Albert Einstein (1900s)

The only serious competitor to Newton in the Greatest Scientist Ever contest would be Einstein. He proposed a mindblowing idea - backed by mathematics and physics - that fundamentally changed the way people even think about astronomy. The basic gist is that physical laws are consistent throughout the universe, that light speed traveling in a vacuum is constant, and that gravity does a weird thing to warp the relationship between space and time. He forced the world to rethink how the universe functions, in a fundamental way, in a manner that no one else had done. Since Newton.

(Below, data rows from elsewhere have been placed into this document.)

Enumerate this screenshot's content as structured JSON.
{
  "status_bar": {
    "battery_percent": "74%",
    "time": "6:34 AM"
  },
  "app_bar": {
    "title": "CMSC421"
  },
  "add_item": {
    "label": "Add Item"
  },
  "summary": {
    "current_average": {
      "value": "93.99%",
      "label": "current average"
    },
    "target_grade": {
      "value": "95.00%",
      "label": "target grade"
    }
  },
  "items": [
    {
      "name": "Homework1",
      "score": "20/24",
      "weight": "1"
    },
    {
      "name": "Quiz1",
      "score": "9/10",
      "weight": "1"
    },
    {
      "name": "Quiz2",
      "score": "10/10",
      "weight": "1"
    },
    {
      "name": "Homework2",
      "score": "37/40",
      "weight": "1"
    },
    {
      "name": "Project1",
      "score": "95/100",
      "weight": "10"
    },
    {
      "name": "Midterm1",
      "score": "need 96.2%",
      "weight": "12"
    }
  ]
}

Yet he never invented a working time machine. Pathetic.

Edwin Hubble (1900s)

One of the greatest television series ever is the five-season run of Fringe, whose idea of parallel multiverses would not exist without the work of Mr. Hubble. So thank you. Also, before his observations and research, there was great debate over whether there was more than one galaxy. Ed not only calculated that umm, yes, definitely but also figured out that the universe itself is expanding; a calculation that came to be known as Hubble’s Law.

Carl Sagan (1900s)

Sagan was a good astronomer, but inarguably an even better astronomy educator. He did some important astronomy-ish stuff, but his lasting achievement was in getting people excited about astronomy. He did for astronomy what great teachers in any discipline do: they broke down very complicated ideas and topics down so people could actually understand them. That takes mad skills. Props.

Stephen Hawking (1900s-2000s)

Cosmologist and Simpsons guest star who cheerfully suggested that since the universe had a beginning, it probably would have an end, thereby raising blood pressures all across the world. Fortunately, most people who bought his massive and popular book, A Brief History of Time, didn’t actually read it and kick the worry into hyperdrive, but it always look good on a bookshelf and it helped popularize and simplify complicated theories for the layperson masses. Supposedly it’s simple. It still have trouble understanding.

He also suggested that the universe doesn’t have borders or boundaries, something that President Trump would surely take issue with, as it removes the opportunity to erect a wall to keep super smart and aggressive aliens out.

Frank Drake (1900s - 2000s)

Which one of these astronomers do I most identify with? Easy. Frank Drake. Why? Uh, he’s one of the great pioneers of the search for extraterrestrial intelligence. What else is there to say?

next chapter - vocabulary >

Notes

  • Newton’s magnum opus on the topic was Philosophiæ Naturalis Principia Mathematica (“Mathematical Principles of Natural Philosophy”)

  • Today, the phrase Newtonian is used to describe fields or disciplines that owe their existence to the theories he discovered, invented, or created. Like Calculus.